Behind him, racks of high-powered servers hummed as they absorbed and processed the data. Facial recognition software running at blazing speeds examined every image. A man moved down one street, and five hundred faces were scanned and ruled out. Another man wandered the airport from gate to gate, and in thirty minutes Kang could be certain that the NRI personnel were not there.

In this way his two hundred men could scour the countryside like a veritable army of spotters.

Kang checked the readout. His artificial intelligence system had initially predicted a 31 percent chance that the NRI team would access one of these points for additional information.

But that prediction was updated constantly based on the rate of progress. As Kang checked the readout, he saw a diminishing likelihood of finding the Americans at any of the known Mayan sights.

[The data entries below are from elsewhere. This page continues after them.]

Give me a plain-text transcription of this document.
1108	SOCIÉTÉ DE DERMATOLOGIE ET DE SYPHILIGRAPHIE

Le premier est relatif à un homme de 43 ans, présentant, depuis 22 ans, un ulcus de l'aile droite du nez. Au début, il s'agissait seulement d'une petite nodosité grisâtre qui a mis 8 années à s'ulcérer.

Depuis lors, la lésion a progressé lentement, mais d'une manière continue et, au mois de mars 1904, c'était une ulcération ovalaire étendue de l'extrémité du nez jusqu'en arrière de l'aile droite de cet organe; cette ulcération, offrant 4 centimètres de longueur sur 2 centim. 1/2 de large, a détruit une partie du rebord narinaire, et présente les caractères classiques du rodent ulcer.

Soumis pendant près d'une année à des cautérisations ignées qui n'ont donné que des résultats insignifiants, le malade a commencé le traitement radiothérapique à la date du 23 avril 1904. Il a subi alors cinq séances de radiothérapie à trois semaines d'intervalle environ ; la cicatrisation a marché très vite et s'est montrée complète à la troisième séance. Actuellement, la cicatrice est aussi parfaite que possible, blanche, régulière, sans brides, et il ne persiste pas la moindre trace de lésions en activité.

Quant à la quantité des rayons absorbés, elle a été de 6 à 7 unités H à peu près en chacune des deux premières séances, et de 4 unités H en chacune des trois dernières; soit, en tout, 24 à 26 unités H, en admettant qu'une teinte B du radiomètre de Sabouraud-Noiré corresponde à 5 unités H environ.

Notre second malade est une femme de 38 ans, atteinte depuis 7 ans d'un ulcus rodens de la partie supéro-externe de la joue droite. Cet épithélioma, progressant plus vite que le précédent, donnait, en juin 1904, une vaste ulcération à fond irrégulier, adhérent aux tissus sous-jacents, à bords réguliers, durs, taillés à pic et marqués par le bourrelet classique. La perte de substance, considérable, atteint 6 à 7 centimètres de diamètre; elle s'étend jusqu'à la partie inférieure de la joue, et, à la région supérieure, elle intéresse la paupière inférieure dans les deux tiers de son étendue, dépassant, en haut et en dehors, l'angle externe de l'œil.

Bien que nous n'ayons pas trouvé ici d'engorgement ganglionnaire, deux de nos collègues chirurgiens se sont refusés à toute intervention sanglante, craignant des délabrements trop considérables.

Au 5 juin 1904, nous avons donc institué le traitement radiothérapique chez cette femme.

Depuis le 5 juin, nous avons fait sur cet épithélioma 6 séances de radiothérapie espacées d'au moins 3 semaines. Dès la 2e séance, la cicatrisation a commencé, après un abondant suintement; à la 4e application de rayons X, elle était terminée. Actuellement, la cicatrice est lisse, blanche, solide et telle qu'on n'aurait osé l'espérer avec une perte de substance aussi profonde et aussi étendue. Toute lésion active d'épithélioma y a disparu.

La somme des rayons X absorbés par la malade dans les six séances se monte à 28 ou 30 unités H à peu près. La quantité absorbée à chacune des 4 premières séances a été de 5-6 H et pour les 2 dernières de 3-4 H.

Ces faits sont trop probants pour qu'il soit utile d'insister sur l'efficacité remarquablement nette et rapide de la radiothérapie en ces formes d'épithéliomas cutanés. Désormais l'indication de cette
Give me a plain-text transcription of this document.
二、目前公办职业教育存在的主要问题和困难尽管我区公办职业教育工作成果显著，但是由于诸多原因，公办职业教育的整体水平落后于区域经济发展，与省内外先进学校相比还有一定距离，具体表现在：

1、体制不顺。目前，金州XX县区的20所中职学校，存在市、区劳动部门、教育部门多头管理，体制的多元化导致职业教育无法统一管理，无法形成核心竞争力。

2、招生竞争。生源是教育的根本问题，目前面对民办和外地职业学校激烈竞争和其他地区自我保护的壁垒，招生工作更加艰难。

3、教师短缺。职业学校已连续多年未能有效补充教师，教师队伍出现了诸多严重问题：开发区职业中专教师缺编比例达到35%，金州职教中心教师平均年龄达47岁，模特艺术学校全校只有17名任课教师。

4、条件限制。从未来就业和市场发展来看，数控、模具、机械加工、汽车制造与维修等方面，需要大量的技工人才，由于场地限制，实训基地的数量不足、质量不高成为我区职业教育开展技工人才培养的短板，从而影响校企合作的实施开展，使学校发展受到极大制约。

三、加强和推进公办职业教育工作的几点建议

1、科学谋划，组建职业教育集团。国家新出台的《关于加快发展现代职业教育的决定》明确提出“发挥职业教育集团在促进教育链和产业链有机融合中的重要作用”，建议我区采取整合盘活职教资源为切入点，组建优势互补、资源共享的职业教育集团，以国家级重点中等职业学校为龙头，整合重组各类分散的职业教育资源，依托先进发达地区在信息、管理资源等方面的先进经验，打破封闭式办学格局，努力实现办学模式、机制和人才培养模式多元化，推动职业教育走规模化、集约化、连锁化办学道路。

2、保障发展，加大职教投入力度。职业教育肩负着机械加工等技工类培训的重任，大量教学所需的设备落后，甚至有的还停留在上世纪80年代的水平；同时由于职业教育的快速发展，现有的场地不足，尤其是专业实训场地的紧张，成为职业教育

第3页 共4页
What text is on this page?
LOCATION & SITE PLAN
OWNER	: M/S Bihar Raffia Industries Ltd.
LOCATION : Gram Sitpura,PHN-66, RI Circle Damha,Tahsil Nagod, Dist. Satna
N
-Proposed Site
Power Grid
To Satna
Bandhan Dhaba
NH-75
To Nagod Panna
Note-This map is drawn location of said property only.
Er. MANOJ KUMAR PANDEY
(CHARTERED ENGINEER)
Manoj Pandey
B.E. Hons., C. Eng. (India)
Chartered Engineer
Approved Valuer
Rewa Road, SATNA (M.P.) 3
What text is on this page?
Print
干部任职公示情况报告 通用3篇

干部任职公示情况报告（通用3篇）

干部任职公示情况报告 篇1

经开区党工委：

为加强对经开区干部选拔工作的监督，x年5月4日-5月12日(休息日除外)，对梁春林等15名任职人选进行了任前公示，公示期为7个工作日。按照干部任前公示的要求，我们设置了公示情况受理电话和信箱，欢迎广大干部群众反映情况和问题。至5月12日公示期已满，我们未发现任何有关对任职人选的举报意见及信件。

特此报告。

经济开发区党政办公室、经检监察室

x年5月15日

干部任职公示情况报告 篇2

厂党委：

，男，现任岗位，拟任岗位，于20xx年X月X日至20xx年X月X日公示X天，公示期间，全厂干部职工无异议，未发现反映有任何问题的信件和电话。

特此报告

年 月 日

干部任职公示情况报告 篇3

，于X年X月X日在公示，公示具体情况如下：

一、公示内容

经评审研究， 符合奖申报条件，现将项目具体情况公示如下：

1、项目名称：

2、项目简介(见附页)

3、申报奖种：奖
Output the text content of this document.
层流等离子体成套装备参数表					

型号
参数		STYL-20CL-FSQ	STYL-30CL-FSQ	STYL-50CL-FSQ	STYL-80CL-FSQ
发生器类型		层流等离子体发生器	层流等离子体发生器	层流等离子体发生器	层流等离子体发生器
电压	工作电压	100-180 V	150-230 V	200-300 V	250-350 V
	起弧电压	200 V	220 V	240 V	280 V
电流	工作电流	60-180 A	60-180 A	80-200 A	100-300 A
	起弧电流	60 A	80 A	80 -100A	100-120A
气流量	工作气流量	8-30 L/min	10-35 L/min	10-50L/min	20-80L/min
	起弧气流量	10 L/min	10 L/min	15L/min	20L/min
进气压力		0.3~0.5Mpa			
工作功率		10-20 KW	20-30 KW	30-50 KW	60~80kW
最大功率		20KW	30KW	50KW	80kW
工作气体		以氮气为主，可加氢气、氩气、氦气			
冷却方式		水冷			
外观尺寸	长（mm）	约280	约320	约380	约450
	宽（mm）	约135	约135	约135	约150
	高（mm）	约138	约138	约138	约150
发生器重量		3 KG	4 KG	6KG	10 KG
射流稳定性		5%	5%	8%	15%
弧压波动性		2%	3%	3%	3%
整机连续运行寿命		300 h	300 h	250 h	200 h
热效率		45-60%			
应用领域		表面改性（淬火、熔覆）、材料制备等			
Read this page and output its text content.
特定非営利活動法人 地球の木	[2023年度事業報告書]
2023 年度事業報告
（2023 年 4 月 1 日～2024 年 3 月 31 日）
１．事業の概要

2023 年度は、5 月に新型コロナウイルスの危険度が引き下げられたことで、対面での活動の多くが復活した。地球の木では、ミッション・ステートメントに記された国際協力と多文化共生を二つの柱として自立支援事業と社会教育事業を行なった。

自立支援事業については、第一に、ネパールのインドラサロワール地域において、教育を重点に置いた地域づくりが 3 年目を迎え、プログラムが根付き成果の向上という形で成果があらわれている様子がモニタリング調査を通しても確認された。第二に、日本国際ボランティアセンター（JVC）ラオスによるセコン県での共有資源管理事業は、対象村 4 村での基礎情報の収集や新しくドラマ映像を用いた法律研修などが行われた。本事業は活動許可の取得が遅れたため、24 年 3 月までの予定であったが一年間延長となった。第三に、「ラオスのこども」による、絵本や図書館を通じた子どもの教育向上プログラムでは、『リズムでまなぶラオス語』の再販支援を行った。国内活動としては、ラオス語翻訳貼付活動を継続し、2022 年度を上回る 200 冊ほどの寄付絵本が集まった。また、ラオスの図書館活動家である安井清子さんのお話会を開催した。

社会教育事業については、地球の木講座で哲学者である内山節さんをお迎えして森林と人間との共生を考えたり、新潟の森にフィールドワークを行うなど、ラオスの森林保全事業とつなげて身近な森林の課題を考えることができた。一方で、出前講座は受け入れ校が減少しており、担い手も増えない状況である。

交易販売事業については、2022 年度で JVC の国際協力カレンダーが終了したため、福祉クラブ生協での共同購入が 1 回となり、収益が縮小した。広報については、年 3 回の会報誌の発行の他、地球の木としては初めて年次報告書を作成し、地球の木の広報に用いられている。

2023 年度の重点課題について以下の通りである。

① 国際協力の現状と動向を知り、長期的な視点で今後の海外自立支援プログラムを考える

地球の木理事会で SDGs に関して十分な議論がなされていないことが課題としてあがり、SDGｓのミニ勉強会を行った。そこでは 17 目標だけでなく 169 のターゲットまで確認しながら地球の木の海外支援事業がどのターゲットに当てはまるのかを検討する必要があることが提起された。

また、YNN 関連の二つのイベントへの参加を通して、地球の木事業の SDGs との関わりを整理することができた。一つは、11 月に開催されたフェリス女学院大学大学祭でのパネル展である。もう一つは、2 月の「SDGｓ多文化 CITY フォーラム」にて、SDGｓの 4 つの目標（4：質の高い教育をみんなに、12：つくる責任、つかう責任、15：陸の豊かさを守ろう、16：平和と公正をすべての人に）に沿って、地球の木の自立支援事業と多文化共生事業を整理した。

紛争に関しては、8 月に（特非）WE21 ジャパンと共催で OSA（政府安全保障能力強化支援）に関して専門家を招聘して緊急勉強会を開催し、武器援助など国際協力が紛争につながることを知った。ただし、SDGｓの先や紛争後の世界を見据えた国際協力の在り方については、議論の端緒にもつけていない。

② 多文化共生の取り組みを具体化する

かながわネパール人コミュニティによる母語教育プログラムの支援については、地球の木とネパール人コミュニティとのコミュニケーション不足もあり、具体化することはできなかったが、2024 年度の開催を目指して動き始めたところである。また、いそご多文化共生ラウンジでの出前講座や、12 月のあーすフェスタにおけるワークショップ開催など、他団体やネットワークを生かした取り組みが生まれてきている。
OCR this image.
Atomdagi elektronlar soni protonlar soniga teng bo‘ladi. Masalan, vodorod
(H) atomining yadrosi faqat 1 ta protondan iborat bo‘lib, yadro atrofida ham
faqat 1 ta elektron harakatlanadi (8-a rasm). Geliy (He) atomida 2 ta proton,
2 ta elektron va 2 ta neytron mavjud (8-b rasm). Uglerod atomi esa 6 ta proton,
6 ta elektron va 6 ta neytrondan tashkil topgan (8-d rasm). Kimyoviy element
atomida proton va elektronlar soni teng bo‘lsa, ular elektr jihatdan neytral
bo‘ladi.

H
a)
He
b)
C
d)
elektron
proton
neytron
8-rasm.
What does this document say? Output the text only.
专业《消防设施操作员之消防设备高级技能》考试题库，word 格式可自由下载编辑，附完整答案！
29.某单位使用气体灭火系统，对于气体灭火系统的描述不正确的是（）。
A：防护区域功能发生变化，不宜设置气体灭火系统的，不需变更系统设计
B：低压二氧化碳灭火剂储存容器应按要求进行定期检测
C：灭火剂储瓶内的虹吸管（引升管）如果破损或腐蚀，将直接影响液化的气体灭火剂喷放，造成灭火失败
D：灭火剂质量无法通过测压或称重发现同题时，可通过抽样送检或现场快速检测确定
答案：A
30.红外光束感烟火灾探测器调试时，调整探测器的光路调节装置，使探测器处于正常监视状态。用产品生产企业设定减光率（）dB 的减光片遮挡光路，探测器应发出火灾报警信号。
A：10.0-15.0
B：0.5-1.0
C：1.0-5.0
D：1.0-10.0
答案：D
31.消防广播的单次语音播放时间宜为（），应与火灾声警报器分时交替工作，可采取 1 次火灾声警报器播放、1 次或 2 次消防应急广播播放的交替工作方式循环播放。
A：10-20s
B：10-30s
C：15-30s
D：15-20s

And with all the additional faces that had been scanned and rejected at the university, that probability was falling as well.

The current analysis graded the possibilities in the following manner:

Probability that

NRI party has been captured or incapacitated: 3.27%

NRI party no longer in Mexico and heading for the United States: 9.41%

NRI party will use McCarter’s remote access to New York University mainframe: 11.74%

NRI party has sufficient information to locate precise point of next site: 14.69%

NRI party will access a local university or museum for data: 28.91%

NRI party has sufficient data to begin generalized search for next site: 31.08%

Possible other outcomes: < 1%

Kang considered the data. The most likely category, that the NRI party now had sufficient information to begin a generalized search, had been the second least likely category twenty-four hours before. He had watched with both concern and hope as it rose steadily in the rankings.

If the NRI party was truly out in the jungle somewhere, they were much closer to finding the next stone than he’d hoped. On the other hand, that was what he needed them to do eventually. And by leaving the metropolitan areas and entering the jungle they played into his hands. Out there Kang had ways of finding and tracking them that were not feasible in the crowded streets of urban civilization. And when he found them, he would deal with them away from the harsh light of any witnesses.

He turned to the project leader. “Prepare to launch the drones.”

CHAPTER 45

The plane was a Lake Renegade LA-250, an amphibious, single-engine aircraft that floated on a boatlike hull instead of pontoons with struts. They’d found it at a tourist trap called Sea & Air Tours, where for a hundred and fifty dollars vacationers could go up on a forty-minute ride and see the coastline. A few more dollars arranged for a two-hour trip and a landing at a secluded bay, where the passengers could have a romantic picnic on an uninhabited beach. The NRI team had no time for such luxuries.

After casing the dockside and the small building that acted as Sea & Air’s offices, Hawker had decided this was the plane they needed.

And then they’d waited until almost midnight, partly because they needed the dockside to be deserted but more importantly because they needed the stone to finish its energy wave and reenter the lull phase before they took off in a small aircraft.

This time Danielle had taken it in the car out into the hills. Again she had found a spot in the middle of nowhere, dug a deep hole, and placed the case containing the stone into it. It was not exactly glamorous duty, and as she dug, she waited for a federale to arrive and ask what the hell she was doing. It never happened.

Forty minutes later, she’d dug the stone out and driven back to where Hawker, McCarter, and Yuri waited.

“Anything happen?” McCarter asked.

“Nothing,” Danielle said. “Even the radio still works.”

It concerned her, actually. Perhaps the stone had blown a fuse when it had flashed the day before.